Strobinofabrice

ANALYSTE CHEZ ANALYSES & DÉVELOPPEMENTS IMMOBILIERS

Diplômé de l'Institut d'études immobilières (IEI), Fabrice Strobino est architecte universitaire et chef de projets immobiliers chez Analyses & Développements Immobiliers depuis 2003. Il a en outre suivi le cursus de l'AZEK pour les gérants de fortune. Fort d'une expérience de plus de 4000 expertises pour de grandes banques, il est membre de l'Association des promoteurs et constructeurs genevois (APGC) et membre de la Chambre suisse des experts immobiliers (CEI).

Construire à Genève, pourquoi c’est si (trop) cher?

Quel que soit le résultat des élections de ce week-end, il ne sera pas plus facile et moins coûteux de construire à Genève ! Pourquoi ?

Les causes sont multiples et nous avons tous une part de responsabilité dans ce bourbier.

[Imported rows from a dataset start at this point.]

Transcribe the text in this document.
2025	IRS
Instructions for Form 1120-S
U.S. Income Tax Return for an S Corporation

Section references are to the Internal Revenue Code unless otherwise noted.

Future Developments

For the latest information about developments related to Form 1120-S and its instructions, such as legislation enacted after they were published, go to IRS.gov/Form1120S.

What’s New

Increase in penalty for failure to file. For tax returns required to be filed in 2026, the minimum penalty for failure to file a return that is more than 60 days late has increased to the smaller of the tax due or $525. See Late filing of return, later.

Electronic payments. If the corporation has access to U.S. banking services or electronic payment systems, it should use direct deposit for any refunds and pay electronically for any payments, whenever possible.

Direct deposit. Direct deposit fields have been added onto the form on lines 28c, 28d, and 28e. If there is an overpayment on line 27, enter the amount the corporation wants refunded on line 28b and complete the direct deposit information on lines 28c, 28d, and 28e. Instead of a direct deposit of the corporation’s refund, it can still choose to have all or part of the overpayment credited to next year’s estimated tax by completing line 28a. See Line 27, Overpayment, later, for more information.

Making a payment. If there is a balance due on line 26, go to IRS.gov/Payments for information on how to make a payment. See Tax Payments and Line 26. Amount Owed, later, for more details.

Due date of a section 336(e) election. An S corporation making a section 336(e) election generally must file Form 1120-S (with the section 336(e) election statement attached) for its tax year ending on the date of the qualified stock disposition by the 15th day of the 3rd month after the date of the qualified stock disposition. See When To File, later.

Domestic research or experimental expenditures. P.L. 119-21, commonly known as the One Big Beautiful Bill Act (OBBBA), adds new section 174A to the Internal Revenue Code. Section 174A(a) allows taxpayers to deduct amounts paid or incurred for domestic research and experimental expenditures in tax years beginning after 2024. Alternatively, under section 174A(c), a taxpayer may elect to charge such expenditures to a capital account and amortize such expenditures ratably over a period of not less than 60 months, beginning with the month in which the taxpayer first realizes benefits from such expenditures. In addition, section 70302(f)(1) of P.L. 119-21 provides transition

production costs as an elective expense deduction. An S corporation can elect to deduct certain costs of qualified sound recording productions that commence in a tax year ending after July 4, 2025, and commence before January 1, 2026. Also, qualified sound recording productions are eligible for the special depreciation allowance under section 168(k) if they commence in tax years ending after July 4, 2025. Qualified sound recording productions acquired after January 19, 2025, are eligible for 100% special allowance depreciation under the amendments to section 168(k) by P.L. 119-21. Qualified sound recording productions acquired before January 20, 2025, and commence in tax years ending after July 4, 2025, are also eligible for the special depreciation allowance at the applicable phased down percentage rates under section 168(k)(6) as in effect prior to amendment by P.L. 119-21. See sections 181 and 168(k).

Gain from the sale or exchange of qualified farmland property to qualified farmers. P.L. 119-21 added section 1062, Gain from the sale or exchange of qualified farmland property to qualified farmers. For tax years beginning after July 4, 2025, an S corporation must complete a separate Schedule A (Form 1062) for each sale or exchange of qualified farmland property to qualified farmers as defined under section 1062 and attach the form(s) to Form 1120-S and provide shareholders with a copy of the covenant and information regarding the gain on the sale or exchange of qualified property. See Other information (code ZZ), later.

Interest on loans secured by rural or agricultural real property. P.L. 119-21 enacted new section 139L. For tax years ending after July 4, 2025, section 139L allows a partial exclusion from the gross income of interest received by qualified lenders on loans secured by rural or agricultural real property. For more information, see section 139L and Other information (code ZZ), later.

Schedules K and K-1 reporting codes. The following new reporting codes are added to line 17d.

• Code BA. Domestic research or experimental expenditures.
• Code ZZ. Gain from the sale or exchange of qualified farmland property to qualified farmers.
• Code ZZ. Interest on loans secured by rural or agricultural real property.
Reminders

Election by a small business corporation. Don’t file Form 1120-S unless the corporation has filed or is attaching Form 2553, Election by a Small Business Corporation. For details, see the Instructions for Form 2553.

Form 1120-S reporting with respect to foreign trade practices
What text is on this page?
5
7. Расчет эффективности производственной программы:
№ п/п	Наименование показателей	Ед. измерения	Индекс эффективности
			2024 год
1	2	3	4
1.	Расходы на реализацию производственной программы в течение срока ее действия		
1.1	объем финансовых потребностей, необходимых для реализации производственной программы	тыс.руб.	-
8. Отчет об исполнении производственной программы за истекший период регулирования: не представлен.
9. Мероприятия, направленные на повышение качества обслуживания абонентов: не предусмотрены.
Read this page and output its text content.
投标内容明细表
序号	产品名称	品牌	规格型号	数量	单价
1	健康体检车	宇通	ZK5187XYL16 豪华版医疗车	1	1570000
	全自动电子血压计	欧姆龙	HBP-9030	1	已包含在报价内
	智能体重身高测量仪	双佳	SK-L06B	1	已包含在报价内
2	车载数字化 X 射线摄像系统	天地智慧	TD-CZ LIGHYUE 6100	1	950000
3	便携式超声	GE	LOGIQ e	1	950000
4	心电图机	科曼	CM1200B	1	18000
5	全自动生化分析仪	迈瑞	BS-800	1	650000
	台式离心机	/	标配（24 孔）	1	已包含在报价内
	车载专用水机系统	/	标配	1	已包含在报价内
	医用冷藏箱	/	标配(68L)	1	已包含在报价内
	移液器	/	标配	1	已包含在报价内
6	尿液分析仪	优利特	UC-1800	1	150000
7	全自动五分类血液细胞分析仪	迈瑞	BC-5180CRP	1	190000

Le terrain est une denrée rare et donc cher. Peu de gens pourront dire le contraire. Au lieu de se concentrer sur l’optimisation du sol, on voit fleurir des initiatives pour limiter la densité lors de construction. Or, tout le monde se plaît à aimer le centre de Carouge ou la vieille ville, très denses.

Puis viennent les procédures administratives anarchiques où les services du Département de l’Urbanisme se contredisent, au mépris complet du bien public et de ce que le législateur supérieur a décidé. Les commissions indépendantes qui statuent sur la qualité d’un projet sont souvent à la merci d’architectes jaloux des projets d’autrui. Est-ce que cela rend Genève plus attractive architecturalement ou patrimonialement ?

Une fois le permis délivré, au bout d’une année au moins dans le meilleur des cas, il est temps pour la justice de s’emparer du dossier. En effet, il y a toujours des esprits bien pensants qui affirment que la construction de logements pour leurs propres enfants est un réel besoin, mais pas à côté de chez eux. Et comme le système de la justice est incapable de trancher vite, cela prendra bien encore une année au moins pour obtenir un jugement, qui pourra être combattu jusqu’au Tribunal Fédéral. Et le coût de la procédure reste ridicule en rapport aux intérêts qui courent. Mais qui les payera à la fin ? Le locataire ou l’acheteur, cela va sans dire. Mais, dans ce parcours du combattant, nous avons oublié les associations diverses, comme le WWF avec la plage des Eaux-Vives ou l’ASLOCA qui a condamné définitivement tout aménagement de combles ou surélévation.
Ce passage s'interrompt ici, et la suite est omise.